A Throughput-Efficient On-Demand Synchronous X-MAC Protocol for Wireless Sensor Networks

Abstract

This paper proposes a hybrid duty-cycle Medium Access Control (MAC) protocol named as On-demand Synchronous X-MAC (OSX-MAC) to improve the performance of the X-MAC protocol. X-MAC, one of typical asynchronous duty-cycle MAC protocols, was designed to save energy in Wireless Sensor Networks (WSNs) by allowing active receivers to immediately respond in the middle of the short preamble transmission. X-MAC, however, still inefficiently wastes a lot of time before delivering data frames due to two drawbacks; the unavailability of the receiver's exact wakeup time and the lack of a mechanism to deal with collision frequented in congested WSNs.
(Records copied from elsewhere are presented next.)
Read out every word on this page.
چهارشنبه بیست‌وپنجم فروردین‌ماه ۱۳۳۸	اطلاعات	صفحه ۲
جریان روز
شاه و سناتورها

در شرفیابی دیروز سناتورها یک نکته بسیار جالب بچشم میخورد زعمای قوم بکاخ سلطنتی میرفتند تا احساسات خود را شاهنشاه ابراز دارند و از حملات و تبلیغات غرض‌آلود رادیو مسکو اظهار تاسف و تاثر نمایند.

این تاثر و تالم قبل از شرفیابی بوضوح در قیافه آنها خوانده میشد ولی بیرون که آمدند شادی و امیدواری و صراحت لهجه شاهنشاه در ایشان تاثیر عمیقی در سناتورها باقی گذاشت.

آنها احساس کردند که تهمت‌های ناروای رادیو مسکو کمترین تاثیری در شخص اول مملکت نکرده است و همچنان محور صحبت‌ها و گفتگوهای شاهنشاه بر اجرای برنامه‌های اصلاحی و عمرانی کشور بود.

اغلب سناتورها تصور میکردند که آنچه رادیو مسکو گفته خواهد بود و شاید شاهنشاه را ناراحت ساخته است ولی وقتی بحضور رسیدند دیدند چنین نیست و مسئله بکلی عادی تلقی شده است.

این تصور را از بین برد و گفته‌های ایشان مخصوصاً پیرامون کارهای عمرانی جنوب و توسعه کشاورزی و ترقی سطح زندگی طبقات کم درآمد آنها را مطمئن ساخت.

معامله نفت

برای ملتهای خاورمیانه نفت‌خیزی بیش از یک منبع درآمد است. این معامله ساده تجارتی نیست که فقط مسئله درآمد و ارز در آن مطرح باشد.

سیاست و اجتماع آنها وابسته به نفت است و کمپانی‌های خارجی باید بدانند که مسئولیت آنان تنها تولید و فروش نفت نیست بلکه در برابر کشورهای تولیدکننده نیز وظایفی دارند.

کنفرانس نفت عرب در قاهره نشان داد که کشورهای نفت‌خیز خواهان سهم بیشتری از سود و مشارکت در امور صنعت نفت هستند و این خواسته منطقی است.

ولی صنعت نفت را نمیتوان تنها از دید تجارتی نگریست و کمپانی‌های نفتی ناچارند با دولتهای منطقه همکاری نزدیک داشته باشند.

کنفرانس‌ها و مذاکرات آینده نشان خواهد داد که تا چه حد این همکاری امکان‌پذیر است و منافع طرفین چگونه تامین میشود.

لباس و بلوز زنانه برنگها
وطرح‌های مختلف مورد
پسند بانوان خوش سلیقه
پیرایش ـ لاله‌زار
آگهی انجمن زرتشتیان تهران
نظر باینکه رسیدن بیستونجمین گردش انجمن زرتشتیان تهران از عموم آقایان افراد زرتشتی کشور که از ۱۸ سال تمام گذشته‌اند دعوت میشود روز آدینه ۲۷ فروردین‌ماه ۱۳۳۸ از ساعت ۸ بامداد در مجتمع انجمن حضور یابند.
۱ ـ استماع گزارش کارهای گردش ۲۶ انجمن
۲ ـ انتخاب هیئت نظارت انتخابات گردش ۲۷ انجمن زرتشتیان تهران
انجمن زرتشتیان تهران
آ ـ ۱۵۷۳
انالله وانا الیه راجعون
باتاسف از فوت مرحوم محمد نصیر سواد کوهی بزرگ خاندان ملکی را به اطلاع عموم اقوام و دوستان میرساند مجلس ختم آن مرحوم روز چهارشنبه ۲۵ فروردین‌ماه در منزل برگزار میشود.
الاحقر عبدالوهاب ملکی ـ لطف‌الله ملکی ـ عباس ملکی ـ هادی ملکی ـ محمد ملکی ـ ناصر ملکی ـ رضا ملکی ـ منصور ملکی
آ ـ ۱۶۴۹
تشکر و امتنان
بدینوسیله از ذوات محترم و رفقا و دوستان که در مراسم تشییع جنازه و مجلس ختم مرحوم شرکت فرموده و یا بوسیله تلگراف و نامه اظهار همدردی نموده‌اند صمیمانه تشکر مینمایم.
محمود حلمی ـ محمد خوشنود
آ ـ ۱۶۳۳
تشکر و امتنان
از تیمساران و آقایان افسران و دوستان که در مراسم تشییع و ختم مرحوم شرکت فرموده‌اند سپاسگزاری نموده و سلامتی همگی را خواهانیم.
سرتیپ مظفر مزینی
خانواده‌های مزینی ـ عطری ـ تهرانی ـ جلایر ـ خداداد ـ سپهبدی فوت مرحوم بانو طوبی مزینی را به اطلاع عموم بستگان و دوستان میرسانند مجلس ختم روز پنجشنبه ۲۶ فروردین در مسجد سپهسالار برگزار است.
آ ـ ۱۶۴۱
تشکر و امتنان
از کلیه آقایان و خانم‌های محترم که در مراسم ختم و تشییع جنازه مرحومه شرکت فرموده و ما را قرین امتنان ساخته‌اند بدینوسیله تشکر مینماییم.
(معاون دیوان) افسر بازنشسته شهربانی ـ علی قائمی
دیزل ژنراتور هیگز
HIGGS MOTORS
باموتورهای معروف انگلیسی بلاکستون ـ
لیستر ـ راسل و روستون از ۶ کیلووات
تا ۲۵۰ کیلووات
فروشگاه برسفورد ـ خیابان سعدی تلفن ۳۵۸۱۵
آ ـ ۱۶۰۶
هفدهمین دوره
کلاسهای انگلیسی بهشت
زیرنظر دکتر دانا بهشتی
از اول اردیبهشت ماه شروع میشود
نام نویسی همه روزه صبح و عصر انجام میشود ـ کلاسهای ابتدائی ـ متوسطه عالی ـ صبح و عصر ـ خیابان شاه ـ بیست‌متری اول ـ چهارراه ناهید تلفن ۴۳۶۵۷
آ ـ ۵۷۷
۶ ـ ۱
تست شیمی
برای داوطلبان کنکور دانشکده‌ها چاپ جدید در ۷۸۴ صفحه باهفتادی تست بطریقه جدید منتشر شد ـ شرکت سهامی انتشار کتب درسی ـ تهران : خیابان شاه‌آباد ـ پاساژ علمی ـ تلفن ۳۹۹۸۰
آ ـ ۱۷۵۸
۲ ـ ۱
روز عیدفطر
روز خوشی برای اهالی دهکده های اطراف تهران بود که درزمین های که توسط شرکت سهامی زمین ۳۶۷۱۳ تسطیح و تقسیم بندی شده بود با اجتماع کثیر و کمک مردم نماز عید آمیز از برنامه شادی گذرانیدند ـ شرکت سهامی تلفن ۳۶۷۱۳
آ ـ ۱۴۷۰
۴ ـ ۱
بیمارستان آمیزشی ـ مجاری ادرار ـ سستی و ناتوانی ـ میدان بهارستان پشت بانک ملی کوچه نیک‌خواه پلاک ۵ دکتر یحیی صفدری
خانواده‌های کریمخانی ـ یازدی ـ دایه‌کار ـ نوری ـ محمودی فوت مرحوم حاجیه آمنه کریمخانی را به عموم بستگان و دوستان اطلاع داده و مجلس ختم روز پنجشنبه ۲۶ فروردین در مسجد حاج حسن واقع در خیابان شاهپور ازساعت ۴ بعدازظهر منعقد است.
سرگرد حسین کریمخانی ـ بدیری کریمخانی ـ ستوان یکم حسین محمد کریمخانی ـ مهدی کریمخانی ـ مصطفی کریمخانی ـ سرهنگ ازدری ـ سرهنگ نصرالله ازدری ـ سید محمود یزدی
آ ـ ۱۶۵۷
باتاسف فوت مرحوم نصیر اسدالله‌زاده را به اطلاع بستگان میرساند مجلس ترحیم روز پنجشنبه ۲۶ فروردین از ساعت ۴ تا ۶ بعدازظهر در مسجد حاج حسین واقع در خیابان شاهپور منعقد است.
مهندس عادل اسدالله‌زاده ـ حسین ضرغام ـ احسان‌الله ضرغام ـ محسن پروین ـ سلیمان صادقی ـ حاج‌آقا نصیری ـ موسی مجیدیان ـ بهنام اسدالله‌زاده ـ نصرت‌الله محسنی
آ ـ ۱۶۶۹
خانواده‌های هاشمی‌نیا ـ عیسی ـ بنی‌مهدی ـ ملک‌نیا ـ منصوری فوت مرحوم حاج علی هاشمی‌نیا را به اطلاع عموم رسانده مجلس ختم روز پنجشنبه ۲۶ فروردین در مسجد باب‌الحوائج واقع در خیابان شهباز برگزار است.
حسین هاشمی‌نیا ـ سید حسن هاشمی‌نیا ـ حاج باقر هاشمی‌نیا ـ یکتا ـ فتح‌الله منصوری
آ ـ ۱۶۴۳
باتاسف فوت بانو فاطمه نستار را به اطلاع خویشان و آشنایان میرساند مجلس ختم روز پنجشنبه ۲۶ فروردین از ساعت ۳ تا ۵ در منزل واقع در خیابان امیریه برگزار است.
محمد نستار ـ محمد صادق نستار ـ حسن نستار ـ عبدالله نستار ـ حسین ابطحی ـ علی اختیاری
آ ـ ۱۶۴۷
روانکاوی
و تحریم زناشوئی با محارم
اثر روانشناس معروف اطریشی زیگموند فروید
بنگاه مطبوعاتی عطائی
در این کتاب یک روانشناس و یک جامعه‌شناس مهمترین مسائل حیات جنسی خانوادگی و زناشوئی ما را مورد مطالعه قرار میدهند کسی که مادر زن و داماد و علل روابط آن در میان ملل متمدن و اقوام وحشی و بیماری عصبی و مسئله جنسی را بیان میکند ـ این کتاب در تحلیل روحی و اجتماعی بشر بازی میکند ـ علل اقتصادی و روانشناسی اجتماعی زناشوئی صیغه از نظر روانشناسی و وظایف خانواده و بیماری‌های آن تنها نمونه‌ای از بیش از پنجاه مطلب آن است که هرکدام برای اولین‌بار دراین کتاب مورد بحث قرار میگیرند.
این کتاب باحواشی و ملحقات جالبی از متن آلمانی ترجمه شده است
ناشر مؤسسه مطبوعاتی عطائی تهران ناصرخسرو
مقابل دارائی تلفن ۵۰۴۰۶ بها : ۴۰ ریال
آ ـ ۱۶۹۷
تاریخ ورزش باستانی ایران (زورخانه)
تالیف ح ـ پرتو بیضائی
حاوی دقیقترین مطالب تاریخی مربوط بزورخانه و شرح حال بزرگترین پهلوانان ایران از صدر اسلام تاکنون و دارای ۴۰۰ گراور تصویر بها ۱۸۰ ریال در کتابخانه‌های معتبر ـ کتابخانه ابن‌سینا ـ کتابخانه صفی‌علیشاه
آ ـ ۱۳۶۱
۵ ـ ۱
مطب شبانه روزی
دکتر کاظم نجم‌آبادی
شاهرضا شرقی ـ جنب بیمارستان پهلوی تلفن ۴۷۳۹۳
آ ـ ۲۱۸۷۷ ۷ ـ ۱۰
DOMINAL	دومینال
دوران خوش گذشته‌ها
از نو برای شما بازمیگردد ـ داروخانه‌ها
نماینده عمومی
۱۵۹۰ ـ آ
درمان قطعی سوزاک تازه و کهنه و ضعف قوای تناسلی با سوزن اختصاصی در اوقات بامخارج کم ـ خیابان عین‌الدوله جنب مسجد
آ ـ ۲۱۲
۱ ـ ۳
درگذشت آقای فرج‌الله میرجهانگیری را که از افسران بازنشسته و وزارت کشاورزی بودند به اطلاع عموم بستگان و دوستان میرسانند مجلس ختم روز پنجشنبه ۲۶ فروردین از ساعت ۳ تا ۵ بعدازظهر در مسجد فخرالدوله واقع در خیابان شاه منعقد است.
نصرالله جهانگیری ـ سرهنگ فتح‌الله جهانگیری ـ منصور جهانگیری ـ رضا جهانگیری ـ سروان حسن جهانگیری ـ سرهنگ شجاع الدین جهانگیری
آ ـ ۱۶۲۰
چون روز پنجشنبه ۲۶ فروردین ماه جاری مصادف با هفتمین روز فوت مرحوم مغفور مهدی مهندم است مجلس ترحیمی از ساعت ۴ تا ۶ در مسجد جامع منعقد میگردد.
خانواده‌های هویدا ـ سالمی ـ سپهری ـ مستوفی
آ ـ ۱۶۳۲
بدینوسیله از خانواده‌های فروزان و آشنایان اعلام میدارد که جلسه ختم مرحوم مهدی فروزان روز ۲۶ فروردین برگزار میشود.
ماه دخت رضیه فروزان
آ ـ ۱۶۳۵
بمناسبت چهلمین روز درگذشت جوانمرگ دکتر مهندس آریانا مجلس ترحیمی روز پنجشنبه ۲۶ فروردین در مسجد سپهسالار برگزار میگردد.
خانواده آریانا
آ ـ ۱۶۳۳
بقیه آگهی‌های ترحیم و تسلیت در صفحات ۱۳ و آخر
To solve these two problems, OSX-MAC is equipped with two techniques, an On-demand Schedule Exchange (OSE) scheme and an Adaptive Backward Binary Exponential Backoff (AB-BEB) algorithm. Without periodic schedule exchanges, OSE enables receivers to explicitly provide their wakeup time whenever they acknowledges their sender. After that, the sender transmits its short preambles near the informed wakeup time of its receiver. To reduce the degree of collisions, AB-BEB determines the waiting time backwardly from the wakeup time of the receiver, not the waiting time forwardly from the current time like the legacy BEB. It also pessimistically adjusts the contention window (CW). Namely it does not reset the CW to the predetermined initial size but gradually decreases the CW size for new transmissions. Simulation experiments confirmed that OSX-MAC outperformed both S-MAC and X-MAC in terms of throughput and energy usage in WSNs.